[BUG]docker cannot found cuda-toolkit

OS

Windows

GPU Library

CUDA 12.x

Python version

3.10

Describe the bug

~/tabbyAPI# docker run --gpus all 3fd2b9e9cf8fd03dc3601a7e1712611006e507a852e160933cda81f0f37a0036 (docker image:ghcr.io/theroyallab/tabbyapi:latest)
/usr/local/lib/python3.10/dist-packages/torch/cuda/__init__.py:128: UserWarning: CUDA initialization: Unexpected error from cudaGetDeviceCount(). Did you run some cuda functions before calling NumCudaDevices() that might have already set an error? Error 500: named symbol not found (Triggered internally at ../c10/cuda/CUDAFunctions.cpp:108.)
  return torch._C._cuda_getDeviceCount() > 0
No CUDA runtime is found, using CUDA_HOME='/usr/local/cuda'
Traceback (most recent call last):
  File "/app/main.py", line 11, in <module>
    from common import gen_logging, sampling, model
  File "/app/common/model.py", line 19, in <module>
    from backends.exllamav2.model import ExllamaV2Container
  File "/app/backends/exllamav2/model.py", line 12, in <module>
    from exllamav2 import (
  File "/usr/local/lib/python3.10/dist-packages/exllamav2/__init__.py", line 3, in <module>
    from exllamav2.model import ExLlamaV2
  File "/usr/local/lib/python3.10/dist-packages/exllamav2/model.py", line 41, in <module>
    from exllamav2.attn import ExLlamaV2Attention, has_flash_attn, has_xformers
  File "/usr/local/lib/python3.10/dist-packages/exllamav2/attn.py", line 38, in <module>
    is_ampere_or_newer_gpu = any(torch.cuda.get_device_properties(i).major >= 8 for i in range(torch.cuda.device_count()))
  File "/usr/local/lib/python3.10/dist-packages/exllamav2/attn.py", line 38, in <genexpr>
    is_ampere_or_newer_gpu = any(torch.cuda.get_device_properties(i).major >= 8 for i in range(torch.cuda.device_count()))
  File "/usr/local/lib/python3.10/dist-packages/torch/cuda/__init__.py", line 465, in get_device_properties
    _lazy_init()  # will define _get_device_properties
  File "/usr/local/lib/python3.10/dist-packages/torch/cuda/__init__.py", line 314, in _lazy_init
    torch._C._cuda_init()
RuntimeError: Unexpected error from cudaGetDeviceCount(). Did you run some cuda functions before calling NumCudaDevices() that might have already set an error? Error 500: named symbol not found

when I input nvcc -V /bin/sh: 1: nvcc: not found This doesn't seem to be my fault, because

docker run -it --gpus all 0dd75116a8ce8e6dd3cf6db1eb249d14f07f4115a1d35aaeb29bedfe8bc383f0/bin/bash（docker image:pytorch/pytorch:2.2.0-cuda12.1-cudnn8-devel） 

==========
== CUDA ==
==========

CUDA Version 12.1.1

Container image Copyright (c) 2016-2023, NVIDIA CORPORATION & AFFILIATES. All rights reserved.

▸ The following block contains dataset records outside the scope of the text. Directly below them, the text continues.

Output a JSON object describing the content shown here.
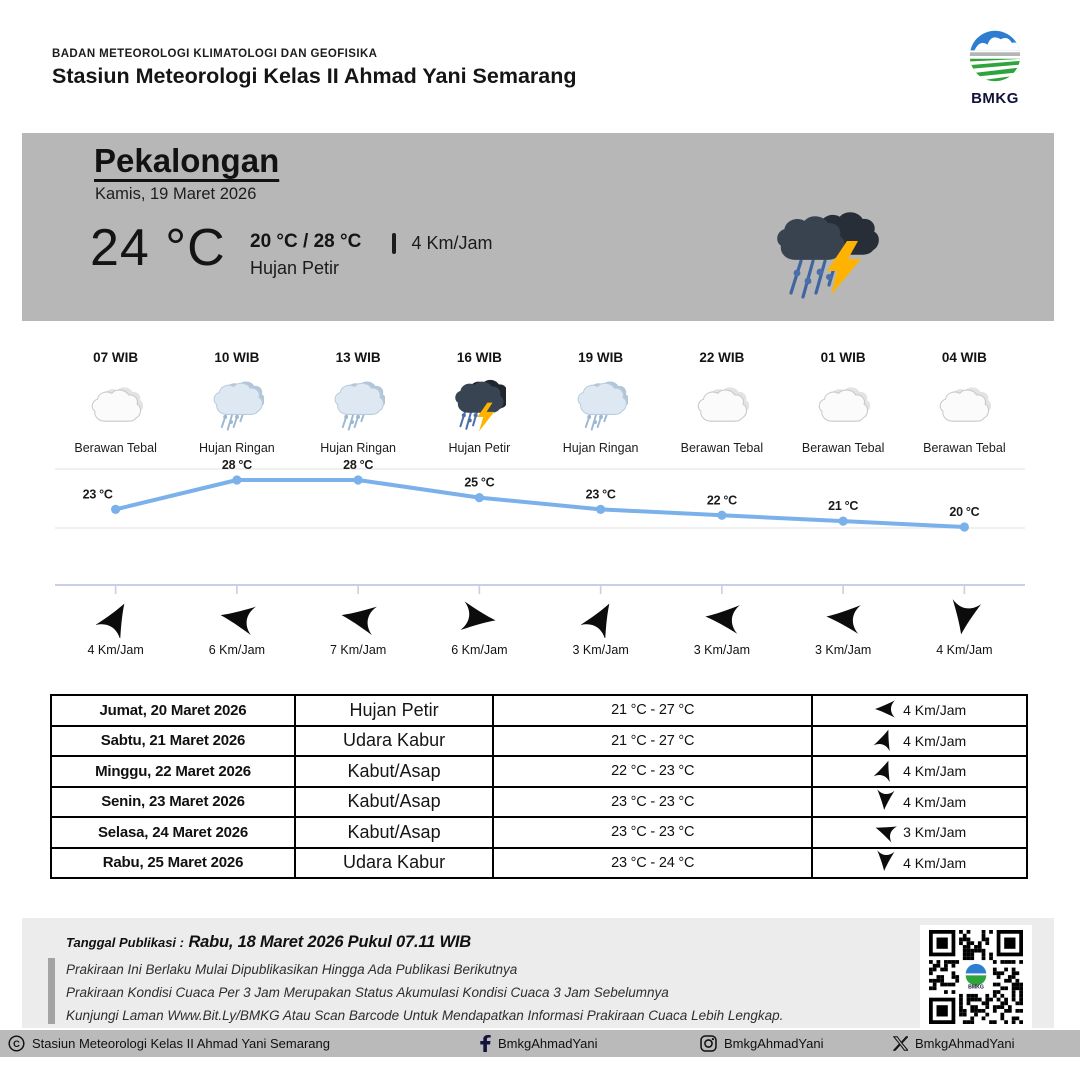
{
  "header": {
    "agency": "BADAN METEOROLOGI KLIMATOLOGI DAN GEOFISIKA",
    "station": "Stasiun Meteorologi Kelas II Ahmad Yani Semarang",
    "logo_text": "BMKG"
  },
  "banner": {
    "city": "Pekalongan",
    "date": "Kamis, 19 Maret 2026",
    "current_temp": "24 °C",
    "minmax": "20 °C / 28 °C",
    "condition": "Hujan Petir",
    "condition_icon": "hujan-petir",
    "wind": "4 Km/Jam"
  },
  "hourly": [
    {
      "time": "07 WIB",
      "icon": "berawan-tebal",
      "label": "Berawan Tebal",
      "wind_speed": "4 Km/Jam",
      "wind_dir_deg": -60
    },
    {
      "time": "10 WIB",
      "icon": "hujan-ringan",
      "label": "Hujan Ringan",
      "wind_speed": "6 Km/Jam",
      "wind_dir_deg": 190
    },
    {
      "time": "13 WIB",
      "icon": "hujan-ringan",
      "label": "Hujan Ringan",
      "wind_speed": "7 Km/Jam",
      "wind_dir_deg": 190
    },
    {
      "time": "16 WIB",
      "icon": "hujan-petir",
      "label": "Hujan Petir",
      "wind_speed": "6 Km/Jam",
      "wind_dir_deg": 8
    },
    {
      "time": "19 WIB",
      "icon": "hujan-ringan",
      "label": "Hujan Ringan",
      "wind_speed": "3 Km/Jam",
      "wind_dir_deg": -60
    },
    {
      "time": "22 WIB",
      "icon": "berawan-tebal",
      "label": "Berawan Tebal",
      "wind_speed": "3 Km/Jam",
      "wind_dir_deg": 185
    },
    {
      "time": "01 WIB",
      "icon": "berawan-tebal",
      "label": "Berawan Tebal",
      "wind_speed": "3 Km/Jam",
      "wind_dir_deg": 185
    },
    {
      "time": "04 WIB",
      "icon": "berawan-tebal",
      "label": "Berawan Tebal",
      "wind_speed": "4 Km/Jam",
      "wind_dir_deg": 100
    }
  ],
  "chart_data": {
    "type": "line",
    "categories": [
      "07 WIB",
      "10 WIB",
      "13 WIB",
      "16 WIB",
      "19 WIB",
      "22 WIB",
      "01 WIB",
      "04 WIB"
    ],
    "values": [
      23,
      28,
      28,
      25,
      23,
      22,
      21,
      20
    ],
    "labels": [
      "23 °C",
      "28 °C",
      "28 °C",
      "25 °C",
      "23 °C",
      "22 °C",
      "21 °C",
      "20 °C"
    ],
    "unit": "°C",
    "title": "",
    "xlabel": "",
    "ylabel": "",
    "ylim": [
      18,
      30
    ],
    "grid": true,
    "line_color": "#7bb1ea"
  },
  "daily_table": {
    "rows": [
      {
        "date": "Jumat, 20 Maret 2026",
        "condition": "Hujan Petir",
        "temp_range": "21 °C - 27 °C",
        "wind_speed": "4 Km/Jam",
        "wind_dir_deg": 180
      },
      {
        "date": "Sabtu, 21 Maret 2026",
        "condition": "Udara Kabur",
        "temp_range": "21 °C - 27 °C",
        "wind_speed": "4 Km/Jam",
        "wind_dir_deg": -70
      },
      {
        "date": "Minggu, 22 Maret 2026",
        "condition": "Kabut/Asap",
        "temp_range": "22 °C - 23 °C",
        "wind_speed": "4 Km/Jam",
        "wind_dir_deg": -70
      },
      {
        "date": "Senin, 23 Maret 2026",
        "condition": "Kabut/Asap",
        "temp_range": "23 °C - 23 °C",
        "wind_speed": "4 Km/Jam",
        "wind_dir_deg": 95
      },
      {
        "date": "Selasa, 24 Maret 2026",
        "condition": "Kabut/Asap",
        "temp_range": "23 °C - 23 °C",
        "wind_speed": "3 Km/Jam",
        "wind_dir_deg": 200
      },
      {
        "date": "Rabu, 25 Maret 2026",
        "condition": "Udara Kabur",
        "temp_range": "23 °C - 24 °C",
        "wind_speed": "4 Km/Jam",
        "wind_dir_deg": 95
      }
    ]
  },
  "footer": {
    "publication_label": "Tanggal Publikasi :",
    "publication_value": "Rabu, 18 Maret 2026 Pukul 07.11 WIB",
    "notes": [
      "Prakiraan Ini Berlaku Mulai Dipublikasikan Hingga Ada Publikasi Berikutnya",
      "Prakiraan Kondisi Cuaca Per 3 Jam Merupakan Status Akumulasi Kondisi Cuaca 3 Jam Sebelumnya",
      "Kunjungi Laman Www.Bit.Ly/BMKG Atau Scan Barcode Untuk Mendapatkan Informasi Prakiraan Cuaca Lebih Lengkap."
    ],
    "qr_logo_text": "BMKG"
  },
  "bottom_bar": {
    "copyright": "Stasiun Meteorologi Kelas II Ahmad Yani Semarang",
    "facebook": "BmkgAhmadYani",
    "instagram": "BmkgAhmadYani",
    "x": "BmkgAhmadYani"
  },
  "colors": {
    "banner_bg": "#b7b7b7",
    "footer_bg": "#ececec",
    "bottom_bar_bg": "#bababa",
    "chart_line": "#7bb1ea",
    "lightning": "#ffb300",
    "rain": "#4a6fa8"
  }
}
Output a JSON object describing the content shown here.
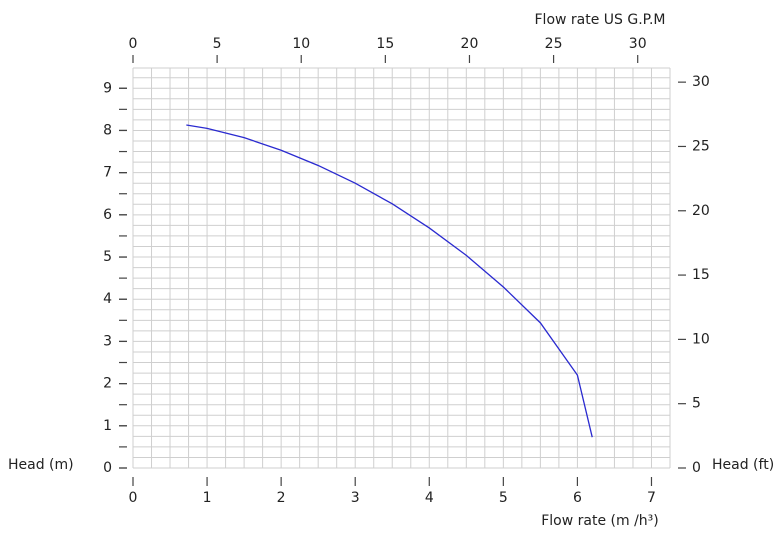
{
  "chart_data": {
    "type": "line",
    "x_label": "Flow rate  (m /h³)",
    "x2_label": "Flow rate US  G.P.M",
    "y_label": "Head (m)",
    "y2_label": "Head (ft)",
    "x": [
      0.72,
      1,
      1.5,
      2,
      2.5,
      3,
      3.5,
      4,
      4.5,
      5,
      5.5,
      6,
      6.2
    ],
    "series": [
      {
        "color": "#2a2ad0",
        "values": [
          8.13,
          8.05,
          7.83,
          7.53,
          7.17,
          6.75,
          6.26,
          5.69,
          5.04,
          4.29,
          3.44,
          2.2,
          0.73
        ]
      }
    ],
    "xlim": [
      0,
      7.25
    ],
    "xticks": [
      0,
      1,
      2,
      3,
      4,
      5,
      6,
      7
    ],
    "x2lim": [
      0,
      31.92
    ],
    "x2ticks": [
      0,
      5,
      10,
      15,
      20,
      25,
      30
    ],
    "ylim": [
      0,
      9.48
    ],
    "yticks": [
      0,
      1,
      2,
      3,
      4,
      5,
      6,
      7,
      8,
      9
    ],
    "y2lim": [
      0,
      31.1
    ],
    "y2ticks": [
      0,
      5,
      10,
      15,
      20,
      25,
      30
    ],
    "grid": true
  }
}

This container image and its contents are governed by the NVIDIA Deep Learning Container License.
By pulling and using the container, you accept the terms and conditions of this license:
https://developer.nvidia.com/ngc/nvidia-deep-learning-container-license

A copy of this license is made available in this container at /NGC-DL-CONTAINER-LICENSE for your convenience.

root@58d50a5fd49e:/workspace# nvcc -V
nvcc: NVIDIA (R) Cuda compiler driver
Copyright (c) 2005-2023 NVIDIA Corporation
Built on Mon_Apr__3_17:16:06_PDT_2023
Cuda compilation tools, release 12.1, V12.1.105
Build cuda_12.1.r12.1/compiler.32688072_0

Nvidia container runtime can start normally in another Docker image

Reproduction steps

git clone https://github.com/theroyallab/tabbyAPI
docker compose -f docker/docker-compose.yml up

Expected behavior

docker run on gpu model successful

Logs

No response

Additional context